Nigeria: President Vows 'Full-Scale Operation' Against Terrorism

Photo: Amanda Voisard/UN
President Goodluck Jonathan

Nigerian President Goodluck Jonathan has ordered "a full-scale operation" to combat Boko Haram. He also issued reassurances that the more than 200 school girls kidnapped by the Islamist group would be found.

Jonathan said Thursday that he would use all available means to ward off the threat of terrorism in Nigeria.

"I am determined to protect our democracy, our national unity and our political stability, by waging a total war against terrorism," Jonathan said in a televised speech on the country's Democracy Day.

He said he had ordered security forces "to launch a full-scale operation to put an end to the impunity of terrorists on our soil."

"I am determined to protect our democracy, our national unity and our political stability, by waging a total war against terrorism," Jonathan said, without providing any details of what his ordered offensive might entail.

'Foreign elements'

He blamed the rise of Islamist violence in the country on "extremist foreign elements" and offered amnesty to those who gave up violence.
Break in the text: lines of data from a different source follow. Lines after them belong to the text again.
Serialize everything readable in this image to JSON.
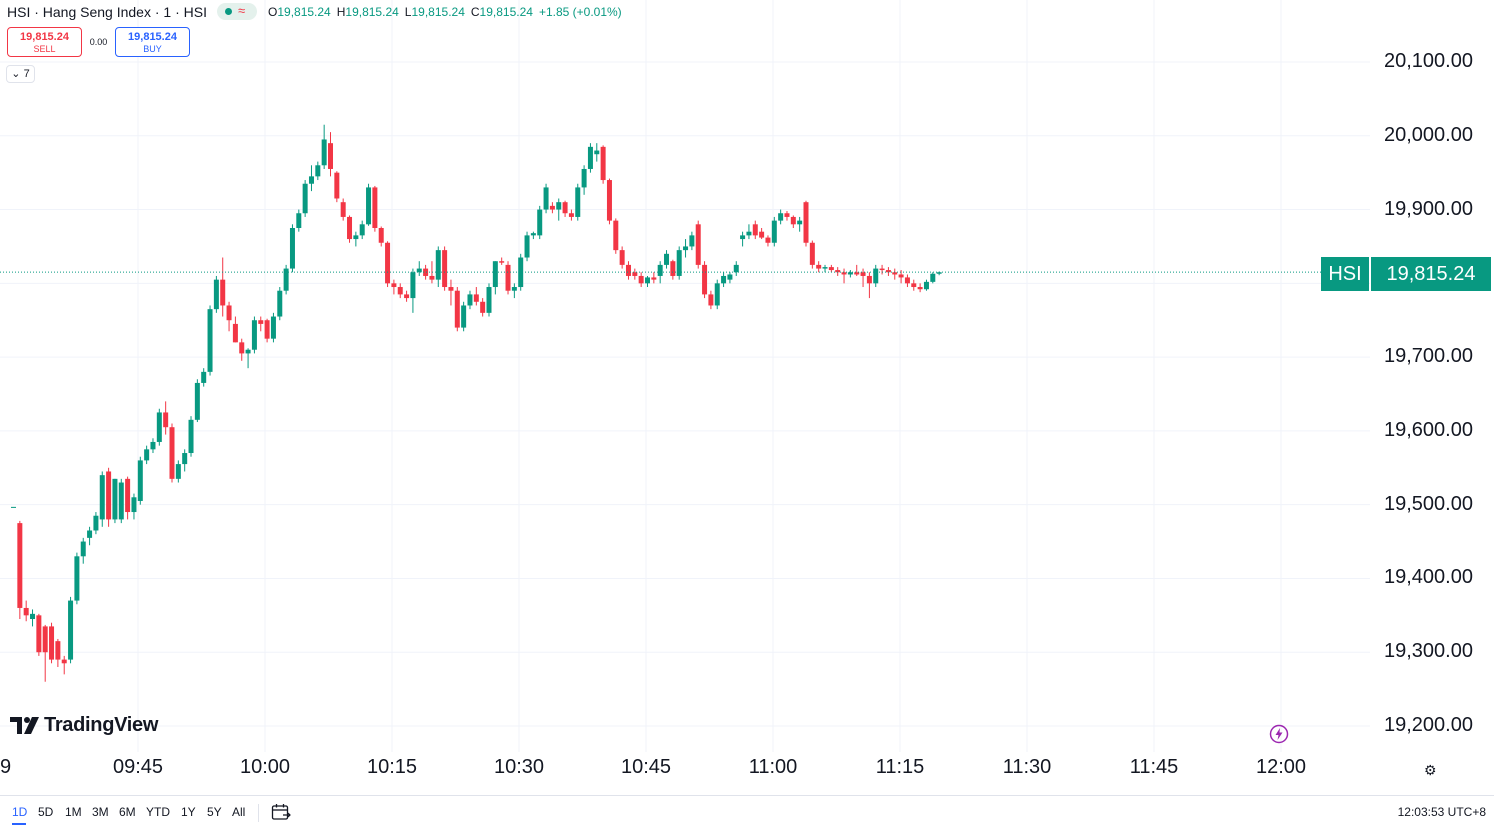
{
  "header": {
    "title": "HSI · Hang Seng Index · 1 · HSI",
    "status_approx": "≈",
    "ohlc": [
      {
        "key": "O",
        "value": "19,815.24"
      },
      {
        "key": "H",
        "value": "19,815.24"
      },
      {
        "key": "L",
        "value": "19,815.24"
      },
      {
        "key": "C",
        "value": "19,815.24"
      },
      {
        "key": "",
        "value": "+1.85 (+0.01%)"
      }
    ]
  },
  "trade": {
    "sell_price": "19,815.24",
    "sell_label": "SELL",
    "spread": "0.00",
    "buy_price": "19,815.24",
    "buy_label": "BUY"
  },
  "collapse_count": "7",
  "price_axis": [
    "20,100.00",
    "20,000.00",
    "19,900.00",
    "19,700.00",
    "19,600.00",
    "19,500.00",
    "19,400.00",
    "19,300.00",
    "19,200.00"
  ],
  "badge": {
    "symbol": "HSI",
    "value": "19,815.24"
  },
  "time_axis": [
    "09:45",
    "10:00",
    "10:15",
    "10:30",
    "10:45",
    "11:00",
    "11:15",
    "11:30",
    "11:45",
    "12:00"
  ],
  "partial_date": "9",
  "range_buttons": [
    "1D",
    "5D",
    "1M",
    "3M",
    "6M",
    "YTD",
    "1Y",
    "5Y",
    "All"
  ],
  "active_range": "1D",
  "clock": "12:03:53 UTC+8",
  "logo_text": "TradingView",
  "colors": {
    "up": "#089981",
    "down": "#f23645",
    "accent": "#2962ff"
  },
  "chart_data": {
    "type": "candlestick",
    "ylim": [
      19180,
      20130
    ],
    "x_start": "09:30",
    "x_end": "12:00",
    "last_price": 19815.24,
    "candles": [
      {
        "o": 19497,
        "h": 19497,
        "l": 19497,
        "c": 19497
      },
      {
        "o": 19475,
        "h": 19478,
        "l": 19345,
        "c": 19360
      },
      {
        "o": 19360,
        "h": 19370,
        "l": 19342,
        "c": 19350
      },
      {
        "o": 19345,
        "h": 19358,
        "l": 19335,
        "c": 19352
      },
      {
        "o": 19350,
        "h": 19352,
        "l": 19295,
        "c": 19300
      },
      {
        "o": 19335,
        "h": 19337,
        "l": 19260,
        "c": 19300
      },
      {
        "o": 19335,
        "h": 19340,
        "l": 19285,
        "c": 19290
      },
      {
        "o": 19315,
        "h": 19318,
        "l": 19280,
        "c": 19290
      },
      {
        "o": 19290,
        "h": 19295,
        "l": 19270,
        "c": 19285
      },
      {
        "o": 19290,
        "h": 19375,
        "l": 19285,
        "c": 19370
      },
      {
        "o": 19370,
        "h": 19435,
        "l": 19365,
        "c": 19430
      },
      {
        "o": 19430,
        "h": 19455,
        "l": 19420,
        "c": 19450
      },
      {
        "o": 19455,
        "h": 19470,
        "l": 19445,
        "c": 19465
      },
      {
        "o": 19465,
        "h": 19490,
        "l": 19460,
        "c": 19485
      },
      {
        "o": 19480,
        "h": 19545,
        "l": 19470,
        "c": 19540
      },
      {
        "o": 19545,
        "h": 19550,
        "l": 19470,
        "c": 19480
      },
      {
        "o": 19480,
        "h": 19535,
        "l": 19475,
        "c": 19535
      },
      {
        "o": 19480,
        "h": 19535,
        "l": 19475,
        "c": 19530
      },
      {
        "o": 19535,
        "h": 19538,
        "l": 19480,
        "c": 19490
      },
      {
        "o": 19490,
        "h": 19515,
        "l": 19480,
        "c": 19510
      },
      {
        "o": 19505,
        "h": 19565,
        "l": 19500,
        "c": 19560
      },
      {
        "o": 19560,
        "h": 19580,
        "l": 19555,
        "c": 19575
      },
      {
        "o": 19575,
        "h": 19590,
        "l": 19570,
        "c": 19585
      },
      {
        "o": 19585,
        "h": 19630,
        "l": 19580,
        "c": 19625
      },
      {
        "o": 19625,
        "h": 19640,
        "l": 19595,
        "c": 19605
      },
      {
        "o": 19605,
        "h": 19610,
        "l": 19530,
        "c": 19535
      },
      {
        "o": 19535,
        "h": 19560,
        "l": 19530,
        "c": 19555
      },
      {
        "o": 19555,
        "h": 19575,
        "l": 19545,
        "c": 19570
      },
      {
        "o": 19570,
        "h": 19620,
        "l": 19565,
        "c": 19615
      },
      {
        "o": 19615,
        "h": 19670,
        "l": 19612,
        "c": 19665
      },
      {
        "o": 19665,
        "h": 19685,
        "l": 19660,
        "c": 19680
      },
      {
        "o": 19680,
        "h": 19770,
        "l": 19675,
        "c": 19765
      },
      {
        "o": 19765,
        "h": 19810,
        "l": 19760,
        "c": 19805
      },
      {
        "o": 19805,
        "h": 19835,
        "l": 19755,
        "c": 19770
      },
      {
        "o": 19770,
        "h": 19775,
        "l": 19735,
        "c": 19750
      },
      {
        "o": 19745,
        "h": 19755,
        "l": 19720,
        "c": 19720
      },
      {
        "o": 19720,
        "h": 19725,
        "l": 19695,
        "c": 19705
      },
      {
        "o": 19705,
        "h": 19712,
        "l": 19685,
        "c": 19710
      },
      {
        "o": 19710,
        "h": 19755,
        "l": 19705,
        "c": 19750
      },
      {
        "o": 19750,
        "h": 19755,
        "l": 19735,
        "c": 19745
      },
      {
        "o": 19750,
        "h": 19752,
        "l": 19720,
        "c": 19725
      },
      {
        "o": 19725,
        "h": 19760,
        "l": 19720,
        "c": 19755
      },
      {
        "o": 19755,
        "h": 19795,
        "l": 19750,
        "c": 19790
      },
      {
        "o": 19790,
        "h": 19825,
        "l": 19785,
        "c": 19820
      },
      {
        "o": 19820,
        "h": 19880,
        "l": 19815,
        "c": 19875
      },
      {
        "o": 19875,
        "h": 19900,
        "l": 19870,
        "c": 19895
      },
      {
        "o": 19895,
        "h": 19940,
        "l": 19890,
        "c": 19935
      },
      {
        "o": 19935,
        "h": 19960,
        "l": 19925,
        "c": 19945
      },
      {
        "o": 19945,
        "h": 19965,
        "l": 19940,
        "c": 19960
      },
      {
        "o": 19960,
        "h": 20015,
        "l": 19955,
        "c": 19995
      },
      {
        "o": 19990,
        "h": 20005,
        "l": 19945,
        "c": 19955
      },
      {
        "o": 19950,
        "h": 19952,
        "l": 19910,
        "c": 19915
      },
      {
        "o": 19910,
        "h": 19915,
        "l": 19885,
        "c": 19890
      },
      {
        "o": 19890,
        "h": 19892,
        "l": 19855,
        "c": 19860
      },
      {
        "o": 19860,
        "h": 19870,
        "l": 19850,
        "c": 19865
      },
      {
        "o": 19865,
        "h": 19885,
        "l": 19860,
        "c": 19880
      },
      {
        "o": 19880,
        "h": 19935,
        "l": 19878,
        "c": 19930
      },
      {
        "o": 19930,
        "h": 19932,
        "l": 19870,
        "c": 19875
      },
      {
        "o": 19875,
        "h": 19877,
        "l": 19850,
        "c": 19855
      },
      {
        "o": 19855,
        "h": 19857,
        "l": 19795,
        "c": 19800
      },
      {
        "o": 19800,
        "h": 19805,
        "l": 19785,
        "c": 19795
      },
      {
        "o": 19795,
        "h": 19800,
        "l": 19780,
        "c": 19785
      },
      {
        "o": 19785,
        "h": 19790,
        "l": 19775,
        "c": 19780
      },
      {
        "o": 19780,
        "h": 19820,
        "l": 19760,
        "c": 19815
      },
      {
        "o": 19815,
        "h": 19830,
        "l": 19810,
        "c": 19820
      },
      {
        "o": 19820,
        "h": 19825,
        "l": 19805,
        "c": 19810
      },
      {
        "o": 19810,
        "h": 19830,
        "l": 19800,
        "c": 19805
      },
      {
        "o": 19805,
        "h": 19850,
        "l": 19795,
        "c": 19845
      },
      {
        "o": 19845,
        "h": 19850,
        "l": 19790,
        "c": 19795
      },
      {
        "o": 19795,
        "h": 19805,
        "l": 19770,
        "c": 19790
      },
      {
        "o": 19790,
        "h": 19795,
        "l": 19735,
        "c": 19740
      },
      {
        "o": 19740,
        "h": 19775,
        "l": 19735,
        "c": 19770
      },
      {
        "o": 19770,
        "h": 19790,
        "l": 19765,
        "c": 19785
      },
      {
        "o": 19785,
        "h": 19795,
        "l": 19770,
        "c": 19775
      },
      {
        "o": 19775,
        "h": 19780,
        "l": 19755,
        "c": 19760
      },
      {
        "o": 19760,
        "h": 19800,
        "l": 19755,
        "c": 19795
      },
      {
        "o": 19795,
        "h": 19830,
        "l": 19785,
        "c": 19830
      },
      {
        "o": 19830,
        "h": 19835,
        "l": 19825,
        "c": 19828
      },
      {
        "o": 19825,
        "h": 19830,
        "l": 19785,
        "c": 19790
      },
      {
        "o": 19790,
        "h": 19800,
        "l": 19780,
        "c": 19795
      },
      {
        "o": 19795,
        "h": 19840,
        "l": 19790,
        "c": 19835
      },
      {
        "o": 19835,
        "h": 19870,
        "l": 19830,
        "c": 19865
      },
      {
        "o": 19865,
        "h": 19870,
        "l": 19860,
        "c": 19868
      },
      {
        "o": 19865,
        "h": 19905,
        "l": 19860,
        "c": 19900
      },
      {
        "o": 19900,
        "h": 19935,
        "l": 19895,
        "c": 19930
      },
      {
        "o": 19905,
        "h": 19910,
        "l": 19895,
        "c": 19900
      },
      {
        "o": 19900,
        "h": 19915,
        "l": 19885,
        "c": 19910
      },
      {
        "o": 19910,
        "h": 19912,
        "l": 19890,
        "c": 19895
      },
      {
        "o": 19895,
        "h": 19900,
        "l": 19885,
        "c": 19890
      },
      {
        "o": 19890,
        "h": 19935,
        "l": 19885,
        "c": 19930
      },
      {
        "o": 19930,
        "h": 19960,
        "l": 19920,
        "c": 19955
      },
      {
        "o": 19955,
        "h": 19990,
        "l": 19950,
        "c": 19985
      },
      {
        "o": 19975,
        "h": 19990,
        "l": 19965,
        "c": 19980
      },
      {
        "o": 19985,
        "h": 19987,
        "l": 19935,
        "c": 19940
      },
      {
        "o": 19940,
        "h": 19942,
        "l": 19880,
        "c": 19885
      },
      {
        "o": 19885,
        "h": 19888,
        "l": 19840,
        "c": 19845
      },
      {
        "o": 19845,
        "h": 19850,
        "l": 19820,
        "c": 19825
      },
      {
        "o": 19825,
        "h": 19830,
        "l": 19805,
        "c": 19810
      },
      {
        "o": 19815,
        "h": 19820,
        "l": 19805,
        "c": 19810
      },
      {
        "o": 19810,
        "h": 19815,
        "l": 19795,
        "c": 19800
      },
      {
        "o": 19800,
        "h": 19810,
        "l": 19795,
        "c": 19808
      },
      {
        "o": 19808,
        "h": 19815,
        "l": 19800,
        "c": 19805
      },
      {
        "o": 19810,
        "h": 19830,
        "l": 19800,
        "c": 19825
      },
      {
        "o": 19825,
        "h": 19845,
        "l": 19820,
        "c": 19840
      },
      {
        "o": 19830,
        "h": 19832,
        "l": 19805,
        "c": 19810
      },
      {
        "o": 19810,
        "h": 19850,
        "l": 19805,
        "c": 19845
      },
      {
        "o": 19845,
        "h": 19860,
        "l": 19835,
        "c": 19850
      },
      {
        "o": 19850,
        "h": 19870,
        "l": 19845,
        "c": 19865
      },
      {
        "o": 19880,
        "h": 19885,
        "l": 19820,
        "c": 19825
      },
      {
        "o": 19825,
        "h": 19830,
        "l": 19780,
        "c": 19785
      },
      {
        "o": 19785,
        "h": 19790,
        "l": 19765,
        "c": 19770
      },
      {
        "o": 19770,
        "h": 19805,
        "l": 19765,
        "c": 19800
      },
      {
        "o": 19800,
        "h": 19815,
        "l": 19795,
        "c": 19810
      },
      {
        "o": 19805,
        "h": 19815,
        "l": 19800,
        "c": 19812
      },
      {
        "o": 19815,
        "h": 19830,
        "l": 19810,
        "c": 19825
      },
      {
        "o": 19860,
        "h": 19870,
        "l": 19850,
        "c": 19865
      },
      {
        "o": 19865,
        "h": 19880,
        "l": 19860,
        "c": 19870
      },
      {
        "o": 19880,
        "h": 19885,
        "l": 19860,
        "c": 19865
      },
      {
        "o": 19870,
        "h": 19875,
        "l": 19860,
        "c": 19862
      },
      {
        "o": 19862,
        "h": 19865,
        "l": 19850,
        "c": 19855
      },
      {
        "o": 19855,
        "h": 19890,
        "l": 19850,
        "c": 19885
      },
      {
        "o": 19885,
        "h": 19900,
        "l": 19880,
        "c": 19895
      },
      {
        "o": 19895,
        "h": 19898,
        "l": 19885,
        "c": 19890
      },
      {
        "o": 19890,
        "h": 19892,
        "l": 19875,
        "c": 19880
      },
      {
        "o": 19880,
        "h": 19890,
        "l": 19870,
        "c": 19885
      },
      {
        "o": 19910,
        "h": 19912,
        "l": 19850,
        "c": 19855
      },
      {
        "o": 19855,
        "h": 19858,
        "l": 19820,
        "c": 19825
      },
      {
        "o": 19825,
        "h": 19830,
        "l": 19815,
        "c": 19820
      },
      {
        "o": 19820,
        "h": 19825,
        "l": 19815,
        "c": 19822
      },
      {
        "o": 19822,
        "h": 19825,
        "l": 19815,
        "c": 19818
      },
      {
        "o": 19818,
        "h": 19822,
        "l": 19810,
        "c": 19815
      },
      {
        "o": 19815,
        "h": 19820,
        "l": 19800,
        "c": 19812
      },
      {
        "o": 19812,
        "h": 19818,
        "l": 19808,
        "c": 19815
      },
      {
        "o": 19815,
        "h": 19825,
        "l": 19810,
        "c": 19812
      },
      {
        "o": 19815,
        "h": 19820,
        "l": 19795,
        "c": 19810
      },
      {
        "o": 19810,
        "h": 19815,
        "l": 19780,
        "c": 19800
      },
      {
        "o": 19800,
        "h": 19825,
        "l": 19795,
        "c": 19820
      },
      {
        "o": 19820,
        "h": 19825,
        "l": 19812,
        "c": 19818
      },
      {
        "o": 19818,
        "h": 19822,
        "l": 19810,
        "c": 19815
      },
      {
        "o": 19815,
        "h": 19820,
        "l": 19805,
        "c": 19812
      },
      {
        "o": 19812,
        "h": 19818,
        "l": 19800,
        "c": 19808
      },
      {
        "o": 19808,
        "h": 19812,
        "l": 19795,
        "c": 19800
      },
      {
        "o": 19800,
        "h": 19805,
        "l": 19790,
        "c": 19795
      },
      {
        "o": 19795,
        "h": 19800,
        "l": 19788,
        "c": 19792
      },
      {
        "o": 19792,
        "h": 19805,
        "l": 19790,
        "c": 19802
      },
      {
        "o": 19802,
        "h": 19815,
        "l": 19800,
        "c": 19813
      },
      {
        "o": 19813,
        "h": 19816,
        "l": 19811,
        "c": 19815
      }
    ]
  }
}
"For citizens who have joined with al Qaeda and international terrorists ... our doors remain open to them for dialogue and reconciliation, if they renounce terrorism and embrace peace," Jonathan said.

He did not say what the government was doing to rescue the more than 200 schoolgirls from Chibok in Borno state kidnapped on April 15, who the military claimed this week it had located.

Meanwhile, media on Thursday reported gunmen on motor bikes had killed more than 30 people in the northeastern village of Gurmushi.

Violent unrest

Nigeria has been in a state of emergency for the past year as its military struggles to quell the growing violence and unrest. Many thousands of people have been killed in Boko Haram's five-year-old insurgency, including more than 2,000 this year lone. An estimated 750,000 people have also been forced to flee their homes.

Jonathan has promised to curb the poverty that has helped to fuel instability - the World Bank says two thirds of the country's population struggles with poverty - but has now made defeating the insurgency his top priority.

"With the support of Nigerians, our neighbors and the international community, we will reinforce our defense, free our girls and rid Nigeria of terrorists," Jonathan said.